イメージ 6と上記の例を出したように、人間は得たものと同時に失うものもある。青春のまっただなかで、「要領よく、能率的に人生を送ろう、送りたいなど、考えることじゃない」。要領のいい人は概ね嫌われるケースが多い。理由は思いやりが欠けているからだろう。自分だけが要領よく生きて行こうとしているなら、その周囲に心の暖かい人が集まるはずがない。自分勝手な振る舞い、自己中な人間が他の人との間に暖かい触れ合いが成立するだろうか?確かに、世の中にはずいぶんと自由気ままに、言いたいことをいい、言いにくいことも、こともなげにさらりと、あるいはヅケヅケというが、決して嫌われない人はいる。おそらくそういう人は、何かの時に相手に一肌脱いだり、困ったときは率先して力になろうとする人。

そういういった相手に媚びない自信、逞しさがヅケヅケと物を言わせるのだ。受験制度にあって、そういう制度であるなら優等生という人は評価を得る。それは制度の中の評価であって、彼の人間性が素晴らしいという評価ではない。功利的に要領よく勉強すれば、それなりの成績は得ることはできるが、要領のいい人間の最大の欠陥は、スケールが小さい人間が多い。

ノーベル賞で知られているアルフレッド・ノーベルの少年時代の逸話がある。彼は学校の成績は常に二番であった。彼より優秀な子がいて、ノーベルはどうして彼を越せなかった。あるとき、この子が病気で長期欠席をすることになる。「チャンス!これで自分が一番になれる!」と言うのはスケールの小さいそこらの凡人である。学校を休んでも彼は成績は落ちず、トップであった。

なぜか?理由は、ノーベルが毎日の学校の授業を手紙で教えていたからだ。

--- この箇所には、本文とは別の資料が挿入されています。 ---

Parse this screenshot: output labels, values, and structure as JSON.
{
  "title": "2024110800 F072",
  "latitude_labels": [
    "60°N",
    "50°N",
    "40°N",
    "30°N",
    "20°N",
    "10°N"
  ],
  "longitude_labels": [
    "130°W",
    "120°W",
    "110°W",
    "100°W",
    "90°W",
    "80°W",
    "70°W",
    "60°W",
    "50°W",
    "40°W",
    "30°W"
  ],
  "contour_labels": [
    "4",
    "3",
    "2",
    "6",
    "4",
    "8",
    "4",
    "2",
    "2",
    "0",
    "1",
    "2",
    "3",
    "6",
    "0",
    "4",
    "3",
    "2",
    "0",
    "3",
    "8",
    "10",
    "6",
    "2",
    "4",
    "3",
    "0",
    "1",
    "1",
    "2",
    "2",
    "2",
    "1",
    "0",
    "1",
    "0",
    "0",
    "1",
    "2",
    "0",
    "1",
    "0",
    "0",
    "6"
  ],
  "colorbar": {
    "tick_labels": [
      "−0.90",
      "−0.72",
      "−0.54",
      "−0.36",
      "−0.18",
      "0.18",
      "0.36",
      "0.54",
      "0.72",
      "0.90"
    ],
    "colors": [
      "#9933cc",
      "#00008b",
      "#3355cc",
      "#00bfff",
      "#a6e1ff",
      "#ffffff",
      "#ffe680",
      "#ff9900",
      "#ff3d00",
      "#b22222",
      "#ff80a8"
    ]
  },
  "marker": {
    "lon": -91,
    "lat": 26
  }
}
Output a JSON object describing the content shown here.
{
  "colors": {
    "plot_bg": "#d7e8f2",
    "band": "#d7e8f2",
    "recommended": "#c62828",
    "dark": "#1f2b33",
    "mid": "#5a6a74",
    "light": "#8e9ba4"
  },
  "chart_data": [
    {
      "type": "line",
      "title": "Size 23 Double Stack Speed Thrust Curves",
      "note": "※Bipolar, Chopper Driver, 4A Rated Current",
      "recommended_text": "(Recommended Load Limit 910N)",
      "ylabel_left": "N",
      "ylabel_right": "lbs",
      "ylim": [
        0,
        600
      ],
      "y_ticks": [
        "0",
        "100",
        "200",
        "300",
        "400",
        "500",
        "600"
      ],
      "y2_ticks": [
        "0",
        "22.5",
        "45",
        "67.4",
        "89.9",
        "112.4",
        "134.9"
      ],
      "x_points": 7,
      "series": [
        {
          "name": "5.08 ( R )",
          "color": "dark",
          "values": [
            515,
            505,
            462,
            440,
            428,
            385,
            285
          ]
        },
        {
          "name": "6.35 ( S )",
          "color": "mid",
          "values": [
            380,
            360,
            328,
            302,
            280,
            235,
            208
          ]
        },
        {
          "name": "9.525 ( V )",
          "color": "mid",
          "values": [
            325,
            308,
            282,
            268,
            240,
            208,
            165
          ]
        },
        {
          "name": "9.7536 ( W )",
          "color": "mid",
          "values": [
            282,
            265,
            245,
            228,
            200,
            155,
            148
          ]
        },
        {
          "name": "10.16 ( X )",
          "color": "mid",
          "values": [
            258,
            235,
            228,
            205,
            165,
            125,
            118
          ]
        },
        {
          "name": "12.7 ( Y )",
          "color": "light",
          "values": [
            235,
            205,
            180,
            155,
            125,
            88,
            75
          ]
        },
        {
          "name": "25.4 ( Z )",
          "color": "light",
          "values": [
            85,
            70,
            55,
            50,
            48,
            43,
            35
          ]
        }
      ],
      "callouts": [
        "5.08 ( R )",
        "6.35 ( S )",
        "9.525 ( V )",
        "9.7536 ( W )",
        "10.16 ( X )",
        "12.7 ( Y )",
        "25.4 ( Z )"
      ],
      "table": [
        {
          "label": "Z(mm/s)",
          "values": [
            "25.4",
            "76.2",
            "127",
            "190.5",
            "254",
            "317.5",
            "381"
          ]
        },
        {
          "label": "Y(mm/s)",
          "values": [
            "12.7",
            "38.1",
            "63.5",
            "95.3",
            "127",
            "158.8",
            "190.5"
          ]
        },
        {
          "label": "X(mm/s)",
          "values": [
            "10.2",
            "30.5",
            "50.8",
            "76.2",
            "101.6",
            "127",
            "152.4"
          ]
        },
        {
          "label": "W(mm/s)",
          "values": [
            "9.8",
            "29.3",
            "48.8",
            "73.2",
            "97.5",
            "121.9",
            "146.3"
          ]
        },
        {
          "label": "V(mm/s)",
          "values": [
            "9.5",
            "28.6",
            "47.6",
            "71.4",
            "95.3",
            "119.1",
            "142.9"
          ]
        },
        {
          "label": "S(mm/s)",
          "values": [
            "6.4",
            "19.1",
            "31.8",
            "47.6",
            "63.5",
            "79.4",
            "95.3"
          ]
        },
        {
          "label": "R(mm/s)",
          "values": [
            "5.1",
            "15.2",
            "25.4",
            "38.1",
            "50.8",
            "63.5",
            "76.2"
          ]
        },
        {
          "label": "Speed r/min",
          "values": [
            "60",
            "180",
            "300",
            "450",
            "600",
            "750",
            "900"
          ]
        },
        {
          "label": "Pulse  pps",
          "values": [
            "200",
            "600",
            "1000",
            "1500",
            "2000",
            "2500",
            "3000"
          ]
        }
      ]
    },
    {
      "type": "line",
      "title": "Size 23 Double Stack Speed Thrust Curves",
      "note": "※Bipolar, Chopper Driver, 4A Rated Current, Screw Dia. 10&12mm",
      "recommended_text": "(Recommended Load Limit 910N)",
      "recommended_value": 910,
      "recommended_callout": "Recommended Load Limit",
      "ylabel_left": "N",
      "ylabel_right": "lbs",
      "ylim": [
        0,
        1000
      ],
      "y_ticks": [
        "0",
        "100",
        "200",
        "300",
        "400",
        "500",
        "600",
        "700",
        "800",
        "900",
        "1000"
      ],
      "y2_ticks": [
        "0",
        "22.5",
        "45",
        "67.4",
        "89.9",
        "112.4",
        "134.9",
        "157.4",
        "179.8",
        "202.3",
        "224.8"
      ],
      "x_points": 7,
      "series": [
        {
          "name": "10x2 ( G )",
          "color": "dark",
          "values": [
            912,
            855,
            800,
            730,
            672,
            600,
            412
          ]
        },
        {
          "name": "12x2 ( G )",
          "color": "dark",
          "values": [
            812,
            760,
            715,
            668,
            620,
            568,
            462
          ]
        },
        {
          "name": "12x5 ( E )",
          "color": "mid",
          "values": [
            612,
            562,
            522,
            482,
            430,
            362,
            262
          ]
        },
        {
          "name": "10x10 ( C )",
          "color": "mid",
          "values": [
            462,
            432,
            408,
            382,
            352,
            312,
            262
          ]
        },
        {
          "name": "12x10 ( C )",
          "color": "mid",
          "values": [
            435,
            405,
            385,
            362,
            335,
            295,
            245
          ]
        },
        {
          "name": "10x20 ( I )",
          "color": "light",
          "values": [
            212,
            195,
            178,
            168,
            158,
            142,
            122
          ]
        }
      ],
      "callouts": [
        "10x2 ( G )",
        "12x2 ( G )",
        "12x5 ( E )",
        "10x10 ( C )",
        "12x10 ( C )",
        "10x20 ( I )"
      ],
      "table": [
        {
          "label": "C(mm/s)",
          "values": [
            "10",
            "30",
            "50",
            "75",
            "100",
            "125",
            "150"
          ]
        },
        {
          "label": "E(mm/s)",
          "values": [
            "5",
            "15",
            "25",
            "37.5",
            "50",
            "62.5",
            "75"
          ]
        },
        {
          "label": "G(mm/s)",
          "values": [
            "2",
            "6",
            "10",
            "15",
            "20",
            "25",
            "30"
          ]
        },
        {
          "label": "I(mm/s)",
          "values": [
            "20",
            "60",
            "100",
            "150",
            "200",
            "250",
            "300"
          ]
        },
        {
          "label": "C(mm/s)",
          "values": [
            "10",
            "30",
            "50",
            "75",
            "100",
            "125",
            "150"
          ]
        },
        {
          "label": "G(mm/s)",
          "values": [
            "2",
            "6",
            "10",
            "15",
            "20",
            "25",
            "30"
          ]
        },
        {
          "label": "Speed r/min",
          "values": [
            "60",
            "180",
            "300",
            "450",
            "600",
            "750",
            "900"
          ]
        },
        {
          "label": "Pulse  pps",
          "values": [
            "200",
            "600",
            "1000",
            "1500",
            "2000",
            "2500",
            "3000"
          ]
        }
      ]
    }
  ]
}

自分だけに役立つことをする。要領よく生きる。世渡りをうまくやればいい、そんな人間にとっては、屁でもない逸話だろう。突然、降って湧いた膨大な資産を世のために、という遺言で始まったノーベル賞は、この逸話からみても自然なことである。1億円もっていても1000円をケチる人間がいる。

1000円しかないのに500円を分けようとする人もいる。そういう人間感は、学問で身につけるものでも、つくものでもない。「一番が病気で入院か。ザマ~見やがれ」という人間は、その事で仮に成績が一番になったとしても、心は醜いのである。「異性についての不思議」という表題であるが、同性のことも記した。なぜなら、女性から見た男は異性である。